Abstract 1770P
Background
Tebe, an investigational TCR–anti-CD3 bispecific fusion protein that targets gp100 and activates T cells, has shown survival benefit in mUM. In a phase 2 trial enrolling patients (pts) with mUM, we explored genomic correlates of clinical outcomes.
Methods
127 HLA-A*02:01+ pts with advanced UM were treated weekly with 68mcg tebentafusp after intra-patient dose escalation (NCT02570308). RECISTv1.1 was evaluated by IRC. Whole exome sequencing and RNAseq was performed on frozen tumor biopsies collected at baseline (N=63 and N=70, respectively) and after the third dose of tebe (RNAseq, N=up to 35). 100 mRNA signatures cut at the median were tested for association with tumor shrinkage (TS) and overall survival (OS).
Results
Tumor mutations in GNAQ, GNA11, SF3B1 were not associated with TS or OS. Consistent with TCGA, tumor mutation burden was low (0.3-2.4 muts/Mb) and was not associated with TS or OS; however, novel somatic missense mutations in 7 genes (N=32/63) including UCP1 and NOTCH4 were identified and as a group associated with better OS (hazard ratio [HR] 0.2, 95% CI 0.1-0.47). In the tumor and/or microenvironment, high baseline mRNA levels of the type 1 IFN inducible and ISGylation gene UBA7 were associated with greater TS (odds ratio OR 0.2, 0.04-0.53) and OS (HR 0.3, 0.14-0.57). High expression of the type 2 IFN inducible GTPase binding gene, GBP1, was associated with better TS (OR 0.3, 0.08-0.93) and OS (HR 0.4, 0.19-0.73). In contrast, high GBP1 expression was associated with worse OS in TCGA UM (HR 4.3, 1.67,11.14). Expression of these and other type 1&2 IFN genes was significantly induced by tebentafusp (2-4-fold). High baseline levels of JAK2/STAT4, but not other JAK/STATs, were associated with increased TS (OR 0.3, 0.07-0.85) and OS (HR 0.4, 0.18-0.72), implicating IL12-induced type 2 IFN expression. Among the checkpoints, only high baseline levels of CTLA4 mRNA, which were further induced 1.7-fold by tebe, were associated with TS (OR 0.3, 0.08-0.94) and OS (HR 0.3, 0.16-0.62). PD-1-PDL1 axis was not associated with TS or OS.
Conclusions
Genomic analysis provides new insight into the potential role of ISGylation in UM and highlights the importance of type 1&2 IFN pathway genes in the anti-tumor immune response on tebe.
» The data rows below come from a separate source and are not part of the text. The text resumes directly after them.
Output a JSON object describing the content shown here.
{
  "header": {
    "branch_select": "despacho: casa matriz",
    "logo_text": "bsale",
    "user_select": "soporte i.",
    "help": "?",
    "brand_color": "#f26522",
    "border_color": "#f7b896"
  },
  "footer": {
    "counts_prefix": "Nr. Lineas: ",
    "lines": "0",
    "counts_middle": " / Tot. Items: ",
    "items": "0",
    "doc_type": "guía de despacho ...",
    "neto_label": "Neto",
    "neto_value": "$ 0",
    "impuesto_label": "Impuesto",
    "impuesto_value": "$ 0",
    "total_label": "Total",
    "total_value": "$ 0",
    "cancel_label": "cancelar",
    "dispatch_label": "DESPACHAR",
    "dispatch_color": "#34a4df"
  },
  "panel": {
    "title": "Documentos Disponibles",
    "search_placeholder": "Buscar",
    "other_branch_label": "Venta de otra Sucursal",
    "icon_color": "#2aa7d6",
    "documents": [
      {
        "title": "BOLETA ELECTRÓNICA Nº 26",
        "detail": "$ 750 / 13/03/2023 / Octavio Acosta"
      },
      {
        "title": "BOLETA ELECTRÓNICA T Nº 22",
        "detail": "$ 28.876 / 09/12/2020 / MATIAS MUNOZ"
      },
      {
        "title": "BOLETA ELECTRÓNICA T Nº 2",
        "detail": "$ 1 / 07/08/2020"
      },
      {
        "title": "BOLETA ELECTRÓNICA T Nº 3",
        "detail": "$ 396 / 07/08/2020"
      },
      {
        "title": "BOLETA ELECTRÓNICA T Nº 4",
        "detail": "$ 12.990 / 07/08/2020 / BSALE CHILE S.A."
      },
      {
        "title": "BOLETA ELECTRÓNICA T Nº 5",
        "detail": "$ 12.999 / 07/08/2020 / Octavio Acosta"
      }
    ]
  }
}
Clinical trial identification
NCT02570308.
Editorial acknowledgement
Legal entity responsible for the study
Immunocore Ltd.
Funding
Immunocore Ltd.
Disclosure
L. de la Cruz Merino: Other, Personal, Advisory Board: MSD-Merck; Other, Personal, Advisory Board: Roche Farma; Other, Personal, Advisory Board: Bristol-Myers-Squibb; Other, Personal, Advisory Board: Pierre-Fabré; Other, Personal, Advisory Board: Amgen; Other, Personal, Advisory Board: Novartis; Financial Interests, Personal, Funding: MSD-Merck; Financial Interests, Personal, Funding: Roche Farma; Financial Interests, Personal, Funding: Celgene. Z. Eroglu: Other, Personal, Advisory Board: Array Biopharma; Other, Personal, Advisory Board: OncoSec; Other, Personal, Advisory Board: Regeneron; Other, Personal, Advisory Board: Genentech; Other, Personal, Advisory Board: Novartis; Other, Personal, Advisory Board: SunPharma; Other, Personal, Advisory Board: Natera; Other, Personal, Funding: Novartis; Other, Personal, Funding: Pfizer. L. Collins: Financial Interests, Personal, Full or part-time Employment: Immunocore Ltd. A. Greenshields-Watson: Financial Interests, Personal, Full or part-time Employment: Immunocore Ltd. S. Stanhope: Financial Interests, Personal, Full or part-time Employment: Immunocore Ltd. S. Abdullah: Financial Interests, Personal, Full or part-time Employment: Immunocore Ltd. K. Ranade: Financial Interests, Personal, Full or part-time Employment: Immunocore Ltd. J. Sacco: Other, Personal, Advisory Board: Immunocore,; Other, Personal, Advisory Board: Delcath; Other, Personal, Advisory Board: BMS; Other, Personal, Advisory Board: MSD; Financial Interests, Institutional, Funding: Immunocore; Financial Interests, Institutional, Funding: BMS; Financial Interests, Institutional, Funding: AZ; Financial Interests, Institutional, Funding: Replimmune; Financial Interests, Institutional, Funding: MSD; Financial Interests, Institutional, Funding: Amgen.